Saachi Thunderbolt 4 Dock It offers multiple ports, including three Thunderbolt 4 ports, four USB-A ports, Gigabit Ethernet, a UHS-II card reader, and a 3.5mm audio jack, to increase the versatility of your Mac setup at $299.
Thunderbolt allows data to be transferred from all ports via a single cable connected to your host device. While not all Macs have a Thunderbolt 4 port, Thunderbolt 4 is backward compatible, which means that most Mac models since 2016 should work with Satechi’s Thunderbolt 4 Dock, as well as the latest iPad Pro Models. The dock comes with a US power adapter and a short Thunderbolt 4 cable. Many competitors still use Thunderbolt 3, so Satechi’s Thunderbolt 4 dock is a great way to get the latest specs.
The dock has a compact and premium appearance with an elegant aluminum chassis. It has a tapered design, with recesses on both sides containing glossy black plastic with slots for the various ports. Although this is a minor concern, I found it difficult to remove the protective film on the glossy plastic as it is sunken deep inside the case.
Rubber feet on the underside of the curb prevent it from slipping on surfaces and the overall design feels solid and sturdy.
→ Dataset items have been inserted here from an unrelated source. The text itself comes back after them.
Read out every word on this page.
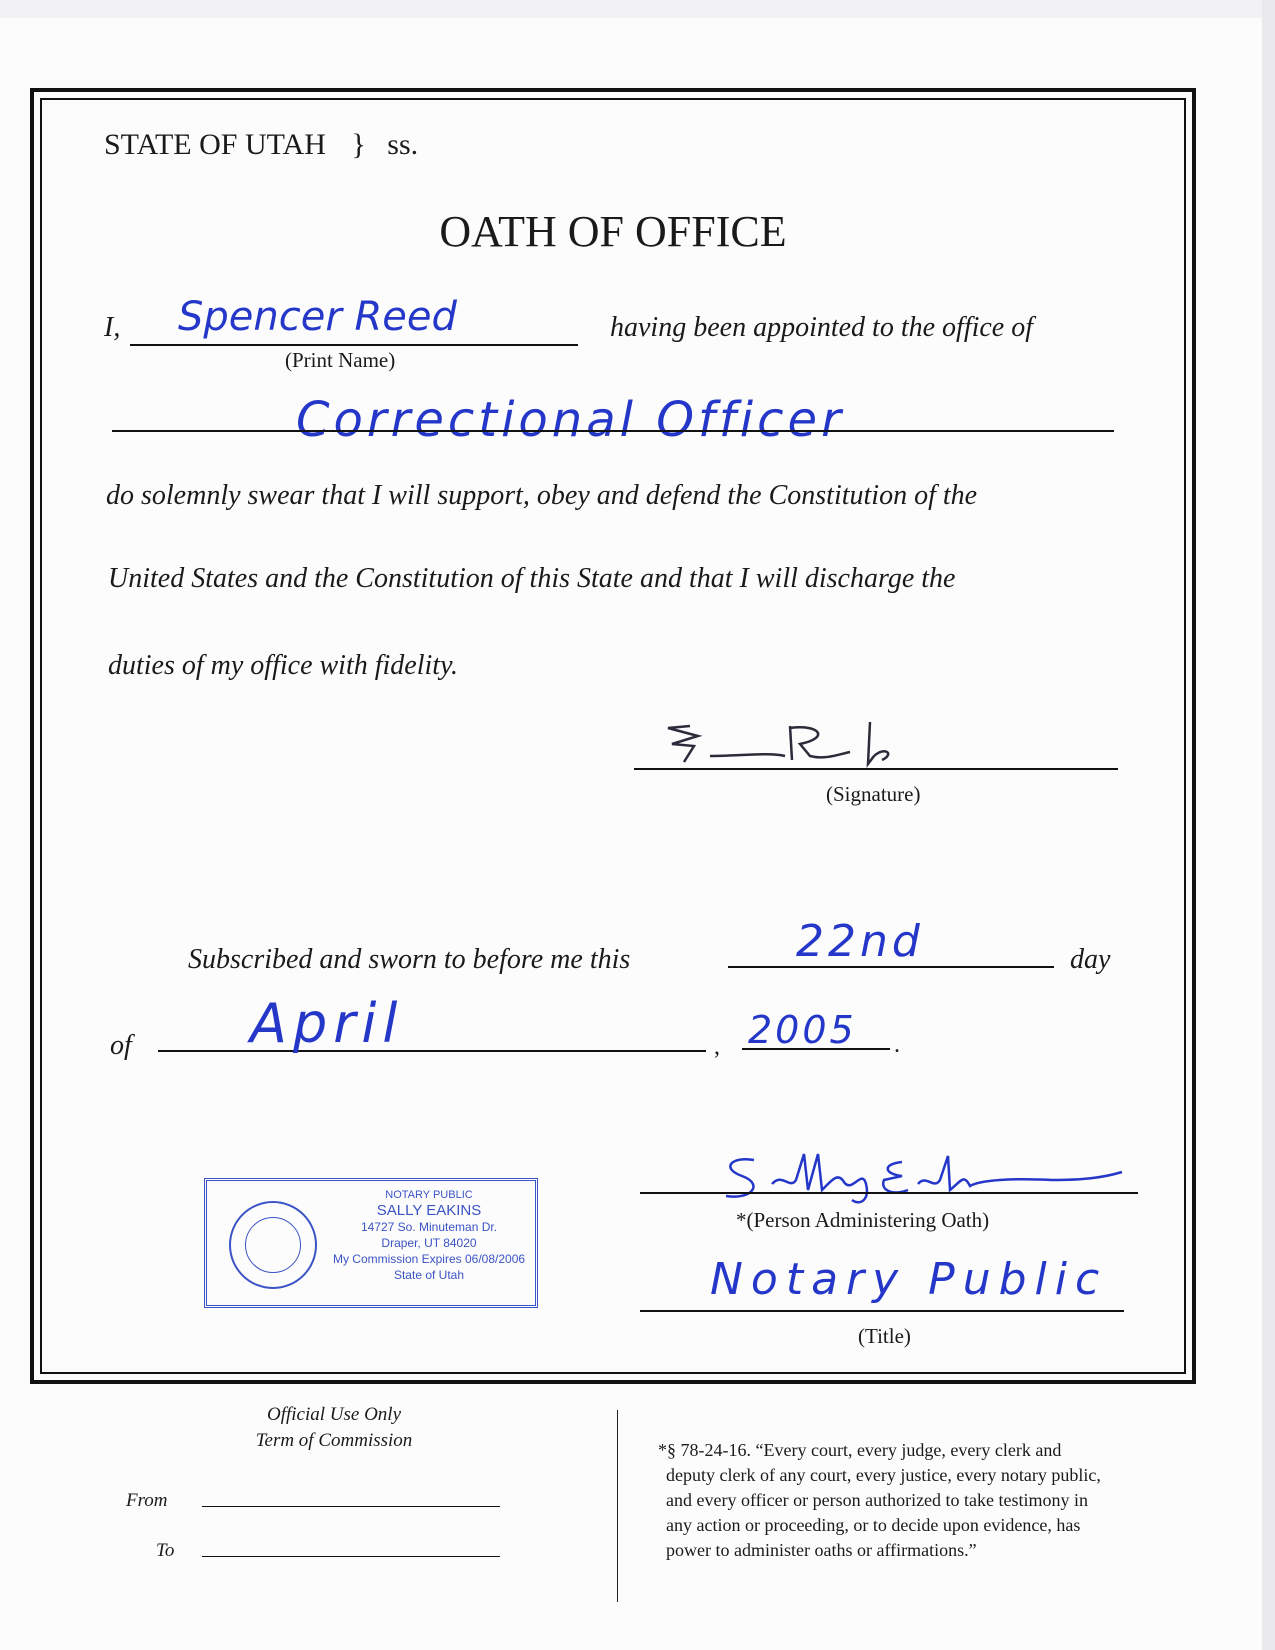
STATE OF UTAH } ss.
OATH OF OFFICE
I, Spencer Reed
(Print Name)
having been appointed to the office of
Correctional Officer
do solemnly swear that I will support, obey and defend the Constitution of the
United States and the Constitution of this State and that I will discharge the
duties of my office with fidelity.
(Signature)
Subscribed and sworn to before me this	22nd	day
of April	, 2005 .
*(Person Administering Oath)
Notary Public
(Title)
NOTARY PUBLIC
SALLY EAKINS
14727 So. Minuteman Dr.
Draper, UT 84020
My Commission Expires 06/08/2006
State of Utah
Official Use Only
Term of Commission
From
To
*§ 78-24-16. “Every court, every judge, every clerk and
deputy clerk of any court, every justice, every notary public,
and every officer or person authorized to take testimony in
any action or proceeding, or to decide upon evidence, has
power to administer oaths or affirmations.”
The anodized aluminum finish matches closely with Apple’s Space Gray, which is perfect for a consistent setup that offers that color of choice for your Apple device, but I wish Satechi would offer a silver option as well.
Thunderbolt 4 Dock is a “plug and play” device, and does not require any additional software or drivers. It features a single Thunderbolt 4 host port that must be connected directly to your Mac or iPad Pro. Simply plug the dock into power and connect the Thunderbolt cable from the host device’s Thunderbolt port to a port on your Mac, and you’re ready to go.
In my experience, it’s easiest to set up the dock with a single Mac All-in-One like a MacBook Pro or iMac. When you want to use an external monitor, things need to be thought of more carefully. My LG UltraFine Thunderbolt display didn’t seem to work when connected to one of the three non-host Thunderbolt 4 ports, which meant I had to connect any displays I wanted to use directly to my Mac. Satechi claims that the dock supports dual 4K HDMI output up to 60Hz, so I guess this is just an issue with my LG UltraFine display, not a reflection on the Satechi dock.
You can connect up to three USB-C devices to the Thunderbolt 4 ports on the dock, with support for 40Gbps data transfer and 15W charging on each port. The three USB-A 3.2 data ports are ideal for fast data transfers and backups at transfer speeds of up to 10Gbps. When I maxed out the ports with devices like external hard drives, some accessories seemed to take a lot of power and give a warning in macOS, but the dock generally seems to handle a lot of hardware very well. The single USB-A charging port can be used to power or charge a device with up to 7.5 watts of power, and there’s also a Gigabit Ethernet port and a UHS-II card reader slot, which seems to work perfectly.
Overall, Satechi’s Thunderbolt 4 Dock provides a great way to simplify cable management, especially for MacBooks, and expand your Mac’s choice of ports in more demanding settings and with a single, fast and reliable connection.
how can I buy
Satechi Thunderbolt 4 Dock is available from Satechi’s website. Note that it only comes with a US power adapter.
Note: MacRumors is an affiliate partner of Satechi. When you click on a link and make a purchase, we may receive a small payment, which helps us keep the Site running. Satechi provided MacRumors with Thunderbolt 4 Dock for the purpose of this review. No further compensation was received.